Fort Mill Times

This Week in Fort Mill history: Do you remember?

1997

▪ Fort Mill Town Council hired retired Fort Mill educator Bob Jones as interim town manager until a permanent manager could be hired.

▪ A new business, A Lube Will Do, opened on S.C. 160 East in Indian Land with Aubrey Kohut as owner and operator.

▪ Scenes of Fort Mill Telephone Company’s past and future were on the cover of the new directory.

▪ The town’s first two phones connected a drug store and the pharmacist’s home.

▪ Remnants of Hurricane Danny deluged Fort Mill Township and Indian Land in one of the heaviest rains on record, eight inches of rain fell in 24 hours.

1977

▪ The Fort Mill swim team won the annual Leroy Springs Aquatic Championship for the third consecutive year.

▪ The Rev. Mickey G. Smith, pastor of the Fort Mill Church of the Nazarene, accepted the pastorate of the Church of the Nazarene in McComb, Miss.

▪ William A. Slagle, a native of Fort Mill, recently had published a collection of his poems entitled “Was by Was”. Slagle was married to the former Gayle Stamper also of Fort Mill.

▪ Margie McGuire and Brenda Pettus of Fort Mill were members of the Roberts Paint Co. team that won the S.C. Women’s Bowling Association tournament.

1957

▪ A&P officials announced that the Fort Mill super market had been honored as one of ten stores in the Carolinas to be cited for outstanding service and courtesy.

▪ Recent movies at the Center included “Tammy and the Bachelor” with Debbie Reynolds, “Bernadine” with Pat Boone and Terry Moore, and “The Prince and the Showgirl” With Marilyn Monroe.

1937

▪ The disappearance of Amelia Earhart and her navigator, Capt. Fred Noonan in the Equatorial Pacific, was written off as one of aviation’s unsolved mysteries.

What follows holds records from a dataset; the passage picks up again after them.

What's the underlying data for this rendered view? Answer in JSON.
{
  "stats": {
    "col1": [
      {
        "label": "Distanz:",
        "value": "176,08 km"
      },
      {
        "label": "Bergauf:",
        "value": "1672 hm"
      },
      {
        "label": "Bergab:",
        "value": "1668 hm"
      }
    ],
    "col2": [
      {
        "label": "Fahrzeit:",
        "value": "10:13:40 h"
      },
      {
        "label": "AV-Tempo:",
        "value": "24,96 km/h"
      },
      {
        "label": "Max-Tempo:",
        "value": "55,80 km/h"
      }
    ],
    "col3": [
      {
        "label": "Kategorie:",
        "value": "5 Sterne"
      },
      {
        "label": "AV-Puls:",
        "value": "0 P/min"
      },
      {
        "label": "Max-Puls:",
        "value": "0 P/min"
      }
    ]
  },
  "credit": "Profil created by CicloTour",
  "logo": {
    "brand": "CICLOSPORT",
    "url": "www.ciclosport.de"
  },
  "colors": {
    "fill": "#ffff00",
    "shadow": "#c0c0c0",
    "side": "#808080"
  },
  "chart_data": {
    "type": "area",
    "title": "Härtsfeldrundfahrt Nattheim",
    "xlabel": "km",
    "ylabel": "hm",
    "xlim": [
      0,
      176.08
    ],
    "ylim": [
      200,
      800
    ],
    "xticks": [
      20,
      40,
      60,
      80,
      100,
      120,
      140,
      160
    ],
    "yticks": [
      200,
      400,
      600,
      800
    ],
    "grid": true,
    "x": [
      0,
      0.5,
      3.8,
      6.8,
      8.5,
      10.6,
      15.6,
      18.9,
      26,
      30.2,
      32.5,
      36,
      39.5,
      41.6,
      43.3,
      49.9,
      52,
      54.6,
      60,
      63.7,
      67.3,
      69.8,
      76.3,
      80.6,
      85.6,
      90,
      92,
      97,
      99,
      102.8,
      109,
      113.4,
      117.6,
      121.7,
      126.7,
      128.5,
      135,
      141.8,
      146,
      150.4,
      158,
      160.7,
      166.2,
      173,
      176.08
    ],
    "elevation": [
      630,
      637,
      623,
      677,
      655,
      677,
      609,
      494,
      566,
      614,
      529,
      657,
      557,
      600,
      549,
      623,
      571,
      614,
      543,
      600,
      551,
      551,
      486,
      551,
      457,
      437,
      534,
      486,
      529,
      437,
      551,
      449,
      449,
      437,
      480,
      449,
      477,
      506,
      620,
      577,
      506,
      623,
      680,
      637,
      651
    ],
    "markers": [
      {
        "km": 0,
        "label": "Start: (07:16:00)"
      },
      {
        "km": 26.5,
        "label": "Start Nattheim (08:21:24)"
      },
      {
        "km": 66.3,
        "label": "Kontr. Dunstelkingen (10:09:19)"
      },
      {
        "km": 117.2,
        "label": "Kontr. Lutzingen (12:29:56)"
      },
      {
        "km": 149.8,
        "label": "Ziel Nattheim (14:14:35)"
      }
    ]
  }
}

▪ Howard Patterson, popular young Fort Mill man, became manager of the 20th Century Billiard Room on Main Street.

1917

▪ The first draft under the Military Service Act of 1917 was held. More than a million men were selected.

▪ The new steel bridge of the Southern Railway, located three miles south of Fort Mill, which would replace the bridge destroyed in the freshnet of 1916, was nearing completion.